China’s central bank will soon announce the February LPR rate, this interest rate market is expected to remain unchanged, later as Inflation expectations may continue to move higher, of course, does not exclude the central bank to raise the LPR rate. Home slaves have completed the conversion in August last year, if suddenly told that the interest rate has increased, to pay back the amount of mortgage will also be substantially higher! At that time, I was always suggesting that people choose a fixed rate, I wonder how many people listened to it.

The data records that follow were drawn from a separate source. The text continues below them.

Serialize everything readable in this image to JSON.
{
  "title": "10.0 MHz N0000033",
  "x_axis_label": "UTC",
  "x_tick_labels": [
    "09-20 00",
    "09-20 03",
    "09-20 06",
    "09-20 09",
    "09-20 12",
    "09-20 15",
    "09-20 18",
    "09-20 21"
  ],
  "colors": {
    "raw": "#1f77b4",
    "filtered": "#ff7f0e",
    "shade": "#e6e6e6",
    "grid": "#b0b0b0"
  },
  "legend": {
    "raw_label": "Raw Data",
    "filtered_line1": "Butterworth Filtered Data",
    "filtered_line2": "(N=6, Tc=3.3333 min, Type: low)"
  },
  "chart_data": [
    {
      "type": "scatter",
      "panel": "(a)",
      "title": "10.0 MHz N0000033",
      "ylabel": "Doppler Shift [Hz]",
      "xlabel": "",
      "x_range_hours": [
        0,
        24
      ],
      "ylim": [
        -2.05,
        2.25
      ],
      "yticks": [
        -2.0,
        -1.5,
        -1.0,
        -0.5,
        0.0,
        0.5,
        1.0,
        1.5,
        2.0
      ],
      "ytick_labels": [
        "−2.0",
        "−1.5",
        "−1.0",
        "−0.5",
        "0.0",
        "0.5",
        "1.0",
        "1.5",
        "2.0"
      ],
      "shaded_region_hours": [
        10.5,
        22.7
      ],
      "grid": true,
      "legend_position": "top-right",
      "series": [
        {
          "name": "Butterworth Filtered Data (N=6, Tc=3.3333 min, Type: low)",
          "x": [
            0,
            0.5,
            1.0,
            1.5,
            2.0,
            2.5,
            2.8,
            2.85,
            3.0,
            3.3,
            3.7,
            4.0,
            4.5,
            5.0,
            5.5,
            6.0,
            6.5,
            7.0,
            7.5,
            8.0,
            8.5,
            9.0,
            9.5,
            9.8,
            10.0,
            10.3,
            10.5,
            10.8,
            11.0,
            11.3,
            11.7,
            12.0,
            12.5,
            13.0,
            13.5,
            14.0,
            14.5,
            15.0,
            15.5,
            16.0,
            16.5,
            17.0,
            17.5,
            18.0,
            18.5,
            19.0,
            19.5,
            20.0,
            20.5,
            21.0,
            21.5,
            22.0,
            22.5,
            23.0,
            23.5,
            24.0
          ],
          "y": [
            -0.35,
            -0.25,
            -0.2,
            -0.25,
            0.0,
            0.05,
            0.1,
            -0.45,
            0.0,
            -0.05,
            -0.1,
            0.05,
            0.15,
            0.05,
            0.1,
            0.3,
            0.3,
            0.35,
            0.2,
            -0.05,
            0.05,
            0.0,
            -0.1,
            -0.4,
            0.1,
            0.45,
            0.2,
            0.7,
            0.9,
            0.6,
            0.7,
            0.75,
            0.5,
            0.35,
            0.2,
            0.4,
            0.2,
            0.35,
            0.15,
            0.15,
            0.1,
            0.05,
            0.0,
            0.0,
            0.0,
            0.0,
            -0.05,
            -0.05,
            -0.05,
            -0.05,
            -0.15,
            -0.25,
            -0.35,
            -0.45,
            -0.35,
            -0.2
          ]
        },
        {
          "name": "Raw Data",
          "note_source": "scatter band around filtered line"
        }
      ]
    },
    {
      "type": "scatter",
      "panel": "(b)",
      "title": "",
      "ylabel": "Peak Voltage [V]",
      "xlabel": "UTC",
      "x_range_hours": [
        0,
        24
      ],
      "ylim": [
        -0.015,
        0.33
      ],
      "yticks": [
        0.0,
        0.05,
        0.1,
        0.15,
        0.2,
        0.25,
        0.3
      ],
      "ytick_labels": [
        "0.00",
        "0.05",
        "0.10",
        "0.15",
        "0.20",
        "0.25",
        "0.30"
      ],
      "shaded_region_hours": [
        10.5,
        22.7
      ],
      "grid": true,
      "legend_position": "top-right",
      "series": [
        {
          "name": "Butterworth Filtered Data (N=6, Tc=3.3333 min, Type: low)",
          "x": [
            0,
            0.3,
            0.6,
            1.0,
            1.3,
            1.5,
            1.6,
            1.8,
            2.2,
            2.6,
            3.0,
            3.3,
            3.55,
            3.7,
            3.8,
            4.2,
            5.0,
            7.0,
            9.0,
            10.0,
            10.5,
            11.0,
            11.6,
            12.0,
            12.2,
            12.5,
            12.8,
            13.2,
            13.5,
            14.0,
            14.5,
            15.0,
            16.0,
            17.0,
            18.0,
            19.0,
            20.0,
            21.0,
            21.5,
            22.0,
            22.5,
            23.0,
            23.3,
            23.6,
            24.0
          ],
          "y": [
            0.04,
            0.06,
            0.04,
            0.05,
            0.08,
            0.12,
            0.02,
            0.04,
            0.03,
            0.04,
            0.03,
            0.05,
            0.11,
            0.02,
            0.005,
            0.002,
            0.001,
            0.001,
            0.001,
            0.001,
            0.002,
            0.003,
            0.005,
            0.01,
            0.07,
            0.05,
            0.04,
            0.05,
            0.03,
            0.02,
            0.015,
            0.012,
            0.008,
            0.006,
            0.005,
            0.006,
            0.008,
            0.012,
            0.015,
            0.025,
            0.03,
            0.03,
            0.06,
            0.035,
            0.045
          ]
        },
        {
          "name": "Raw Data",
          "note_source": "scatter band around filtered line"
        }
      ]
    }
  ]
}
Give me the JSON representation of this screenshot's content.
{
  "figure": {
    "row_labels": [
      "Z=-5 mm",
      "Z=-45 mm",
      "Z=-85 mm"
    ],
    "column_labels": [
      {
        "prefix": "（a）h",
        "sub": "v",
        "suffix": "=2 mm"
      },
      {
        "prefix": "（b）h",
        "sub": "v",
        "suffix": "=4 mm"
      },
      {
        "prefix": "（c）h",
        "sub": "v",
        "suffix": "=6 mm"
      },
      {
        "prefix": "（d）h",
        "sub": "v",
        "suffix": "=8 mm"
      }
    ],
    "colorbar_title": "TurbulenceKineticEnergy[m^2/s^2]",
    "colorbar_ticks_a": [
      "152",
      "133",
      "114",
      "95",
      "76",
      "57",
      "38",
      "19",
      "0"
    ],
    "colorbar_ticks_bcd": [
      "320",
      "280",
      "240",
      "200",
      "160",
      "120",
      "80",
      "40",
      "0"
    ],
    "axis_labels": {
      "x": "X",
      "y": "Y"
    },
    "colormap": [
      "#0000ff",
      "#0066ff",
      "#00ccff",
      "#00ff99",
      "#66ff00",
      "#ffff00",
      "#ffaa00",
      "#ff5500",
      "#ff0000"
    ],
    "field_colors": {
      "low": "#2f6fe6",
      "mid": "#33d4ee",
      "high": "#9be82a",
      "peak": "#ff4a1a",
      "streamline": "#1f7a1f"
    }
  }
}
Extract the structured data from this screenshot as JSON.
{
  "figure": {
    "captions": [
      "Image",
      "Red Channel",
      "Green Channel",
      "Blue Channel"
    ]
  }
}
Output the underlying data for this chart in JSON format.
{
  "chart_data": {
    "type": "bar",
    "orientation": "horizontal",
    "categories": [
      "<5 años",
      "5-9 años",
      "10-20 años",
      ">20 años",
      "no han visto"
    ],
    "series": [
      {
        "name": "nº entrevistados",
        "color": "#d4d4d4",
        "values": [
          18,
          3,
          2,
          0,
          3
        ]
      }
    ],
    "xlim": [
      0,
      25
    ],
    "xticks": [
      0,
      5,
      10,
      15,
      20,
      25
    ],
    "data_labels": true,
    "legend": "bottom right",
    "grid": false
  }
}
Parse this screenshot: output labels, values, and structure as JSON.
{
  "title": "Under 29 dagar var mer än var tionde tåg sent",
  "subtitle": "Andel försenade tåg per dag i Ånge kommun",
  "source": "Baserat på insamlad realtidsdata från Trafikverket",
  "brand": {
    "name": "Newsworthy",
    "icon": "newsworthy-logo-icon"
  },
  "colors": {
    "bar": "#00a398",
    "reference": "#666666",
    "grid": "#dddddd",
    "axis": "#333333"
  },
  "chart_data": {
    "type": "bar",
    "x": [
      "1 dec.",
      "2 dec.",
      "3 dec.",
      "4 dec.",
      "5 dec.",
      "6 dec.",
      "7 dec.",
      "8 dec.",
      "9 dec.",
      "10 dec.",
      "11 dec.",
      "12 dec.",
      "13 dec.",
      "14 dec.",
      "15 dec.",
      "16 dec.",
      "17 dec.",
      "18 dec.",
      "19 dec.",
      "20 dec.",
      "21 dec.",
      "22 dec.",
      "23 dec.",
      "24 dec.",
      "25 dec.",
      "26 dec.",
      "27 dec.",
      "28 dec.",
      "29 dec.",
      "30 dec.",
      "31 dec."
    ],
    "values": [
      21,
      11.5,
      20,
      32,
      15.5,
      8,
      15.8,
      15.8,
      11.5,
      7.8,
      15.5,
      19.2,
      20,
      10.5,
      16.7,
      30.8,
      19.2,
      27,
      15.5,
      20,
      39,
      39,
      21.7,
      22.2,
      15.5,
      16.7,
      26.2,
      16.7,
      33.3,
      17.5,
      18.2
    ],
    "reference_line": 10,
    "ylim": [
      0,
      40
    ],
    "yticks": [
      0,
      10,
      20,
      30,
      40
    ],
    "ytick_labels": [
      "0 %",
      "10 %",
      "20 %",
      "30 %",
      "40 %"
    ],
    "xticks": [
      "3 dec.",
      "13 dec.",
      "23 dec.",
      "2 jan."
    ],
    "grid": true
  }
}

The property market is a capital-intensive market, there is no credit easing, expect to reproduce the same crazy rise as the southern cities last year, has been impossible. And whether banks in Shenzhen began to issue mortgages at government reference prices, or tighten business loans and consumer loans in the north, or say, Guangdong and other local banks to raise bank mortgage rates, so to speak, are the bottom of the barrel action for the property market. This is actually one of the biggest black swans in the Chinese property market!
And once the flip mortgage is stuck tight, the volume of China’s property market will certainly shrink significantly this year. This means that a large number of developers will sell their properties at a reduced price to survive, but of course, living is not for them to say!